As the contraception contretemps continues, there is another Catholic story that deserves just as much mention: The role of U.S. women religious (and women religious the world over) in the fight against sex trafficking, most of whose victims are women and children.
Sister Pat Bergen of the Sisters of St. Joseph of LaGrange, Illinois writes in an op-ed in today's Chicago Tribune that "the United Nations Global Initiative to Fight Human Trafficking estimates that it is a $16 billion business in the U.S. In addition, the U.S. State Department reports that 14,500 to 18,000 victims are trafficked into this country annually for prostitution, forced labor or other forms of exploitation. The population of victims in this hidden illegal subculture is huge, but unverifiable. Nevertheless, the National Human Trafficking Resource Center reports that it responded to more than 19,400 phone calls on its hotline in 2011." U.S. Catholic's own Margin Notes columnist, Kevin Clarke, recently spelled out the horrors of human trafficking in general in our January issue.

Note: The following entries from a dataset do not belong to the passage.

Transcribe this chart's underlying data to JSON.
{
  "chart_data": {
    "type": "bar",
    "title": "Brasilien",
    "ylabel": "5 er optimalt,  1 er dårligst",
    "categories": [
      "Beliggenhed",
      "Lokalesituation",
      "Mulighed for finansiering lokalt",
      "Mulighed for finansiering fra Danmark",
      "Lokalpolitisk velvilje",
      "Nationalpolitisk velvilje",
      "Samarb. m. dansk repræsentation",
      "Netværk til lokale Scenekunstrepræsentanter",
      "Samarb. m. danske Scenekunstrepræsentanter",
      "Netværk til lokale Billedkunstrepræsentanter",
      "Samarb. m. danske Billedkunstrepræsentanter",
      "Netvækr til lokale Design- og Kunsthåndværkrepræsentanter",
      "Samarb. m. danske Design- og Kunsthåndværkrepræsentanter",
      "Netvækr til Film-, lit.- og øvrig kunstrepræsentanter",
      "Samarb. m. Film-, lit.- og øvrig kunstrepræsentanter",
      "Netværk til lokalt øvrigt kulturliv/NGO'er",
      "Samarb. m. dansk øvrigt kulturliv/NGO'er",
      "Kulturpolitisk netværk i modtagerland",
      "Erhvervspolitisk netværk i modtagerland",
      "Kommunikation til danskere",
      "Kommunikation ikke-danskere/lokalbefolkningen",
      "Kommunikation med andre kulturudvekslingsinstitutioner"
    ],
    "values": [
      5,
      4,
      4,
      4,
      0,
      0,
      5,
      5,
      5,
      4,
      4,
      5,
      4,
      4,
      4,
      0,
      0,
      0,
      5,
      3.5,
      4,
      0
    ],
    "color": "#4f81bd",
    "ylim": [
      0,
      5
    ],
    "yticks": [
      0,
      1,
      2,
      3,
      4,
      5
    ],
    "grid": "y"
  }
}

Sisters have had some notable successes in their efforts to fight sex trafficking around the Super Bowl. The sisters reached out to 220 Indianapolis-area hotels, offering information about recognizing sex trafficking, and heard back from 200 of them. Seven requested training for their employees; another 99 requested materials to help employees recognize and respond to possible human trafficking. Indiana Gov. Mitch Daniels recently signed a law toughening penalties for trafficking girls under 16.
'We want to share with the traffickers that we are watching," Sister Marilyn Nickol, of Cleveland's Congregation of the Sisters of St. Joseph Cleveland.
The traffickers should be worried–and I'm not kidding.